How Many Restaurants Do Food Critics Visit In A Day?

The job of a food critic is coveted and illustrious. Dining at incredible restaurants, writing about it, and getting paid for it — sounds like a dream, right? When thinking of food critics, some may conjure the image of Anton Ego, the menacing food critic from "Ratatouille" who writes scathing reviews, picking apart dishes callously. But the job of a food critic is more nuanced than meets the eye.

A good food critic will articulate not only the taste of the food, but also the quality, presentation, restaurant ambiance, and service (via MasterClass). But what escapes this job description is that food critics must visit a restaurant multiple times anonymously to be thorough and eliminate special treatment. And just because a critic visits a restaurant doesn't mean it will end up in print.

According to food critic Tom Sietsema of The Washington Post, there are plenty of restaurants he visits that don't make it in the paper. "The truth is, I eat at far more restaurants than you read about, north of 125 a year," wrote Sietsema. "There are restaurants I might not mention because I know something unsavory about them." This sentiment is not unusual; food critic Michael Stern, who has co-authored north of 30 food and travel guide books, doesn't write negative reviews, either. Stern's tenured experience as a food critic means he's constantly eating out, searching for the best eats.
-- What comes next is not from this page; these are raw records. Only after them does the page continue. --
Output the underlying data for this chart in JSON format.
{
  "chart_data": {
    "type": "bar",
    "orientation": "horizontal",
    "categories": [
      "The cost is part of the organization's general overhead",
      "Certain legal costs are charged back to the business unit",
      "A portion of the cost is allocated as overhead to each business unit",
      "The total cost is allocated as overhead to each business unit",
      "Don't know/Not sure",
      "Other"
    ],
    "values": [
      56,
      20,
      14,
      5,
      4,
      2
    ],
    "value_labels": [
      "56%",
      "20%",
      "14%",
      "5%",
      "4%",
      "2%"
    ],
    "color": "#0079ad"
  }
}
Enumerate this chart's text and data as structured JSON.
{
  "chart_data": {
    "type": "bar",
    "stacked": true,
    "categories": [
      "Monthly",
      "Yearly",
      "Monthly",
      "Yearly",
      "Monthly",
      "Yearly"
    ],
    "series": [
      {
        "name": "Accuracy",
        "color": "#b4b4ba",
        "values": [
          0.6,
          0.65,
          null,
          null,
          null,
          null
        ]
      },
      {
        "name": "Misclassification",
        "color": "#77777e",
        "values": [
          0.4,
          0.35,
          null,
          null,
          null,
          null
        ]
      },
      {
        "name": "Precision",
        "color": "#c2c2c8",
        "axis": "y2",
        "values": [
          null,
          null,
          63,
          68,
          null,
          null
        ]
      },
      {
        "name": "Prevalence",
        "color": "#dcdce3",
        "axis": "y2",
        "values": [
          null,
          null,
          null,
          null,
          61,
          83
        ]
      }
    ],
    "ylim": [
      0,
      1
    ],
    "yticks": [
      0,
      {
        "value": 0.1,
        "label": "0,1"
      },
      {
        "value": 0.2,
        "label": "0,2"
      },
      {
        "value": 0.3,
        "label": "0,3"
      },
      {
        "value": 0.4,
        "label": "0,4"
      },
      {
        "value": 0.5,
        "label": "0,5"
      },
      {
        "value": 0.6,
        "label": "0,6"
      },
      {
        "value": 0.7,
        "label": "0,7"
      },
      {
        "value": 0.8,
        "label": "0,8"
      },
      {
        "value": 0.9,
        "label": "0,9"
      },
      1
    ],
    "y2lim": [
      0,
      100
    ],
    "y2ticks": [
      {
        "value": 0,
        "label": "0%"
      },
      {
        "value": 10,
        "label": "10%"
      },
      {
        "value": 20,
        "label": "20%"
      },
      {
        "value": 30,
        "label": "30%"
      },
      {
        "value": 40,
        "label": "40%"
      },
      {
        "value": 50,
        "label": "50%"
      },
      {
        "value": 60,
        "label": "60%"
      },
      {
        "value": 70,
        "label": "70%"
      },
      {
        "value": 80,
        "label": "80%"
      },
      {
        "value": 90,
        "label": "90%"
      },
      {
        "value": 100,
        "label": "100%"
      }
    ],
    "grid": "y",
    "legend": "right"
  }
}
More than a food critic can stomach

Jane and Michael Stern are the food critic, husband-wife dynamic duo that have won three James Beard Awards for their contributions to the food world, and they have published 10 editions of "Roadfood," a 1,000-restaurant coast-to-coast dining encyclopedia, since 1977. Not only are they veteran critics, but travelers, too. When they are on the road, they have a packed schedule full of eating. "If I'm traveling, or on a road trip to review restaurants, I'll go to 5 to 10 restaurants in a day," Michael Stern told Taste of Home. "Oftentimes, I'll just have a few bites of food at each restaurant." 

This condensed timeline impedes on the standard breakfast, lunch, and dinner eating schedule by a lap or three. Julia Kramer, former deputy editor at Bon Appétit, echoed a similar experience while traveling for BA's annual restaurant guide, "The bare minimum I would be doing on a given day would be two lunches and two dinners, and sometimes it's more than that," Kramer said on an episode of the Eater Digest podcast. "The back-to-back tasting menu is rough." In the same episode, Eater NY chief critic Ryan Sutton comments on the toll it takes on the body, "I have a little bit of a gut and that's simply the fact of the job impacting me." 

So while the job of a food critic is widely admired for the perks and mystery, the tenured professionals remind outsiders that there is such thing as too much of a good thing.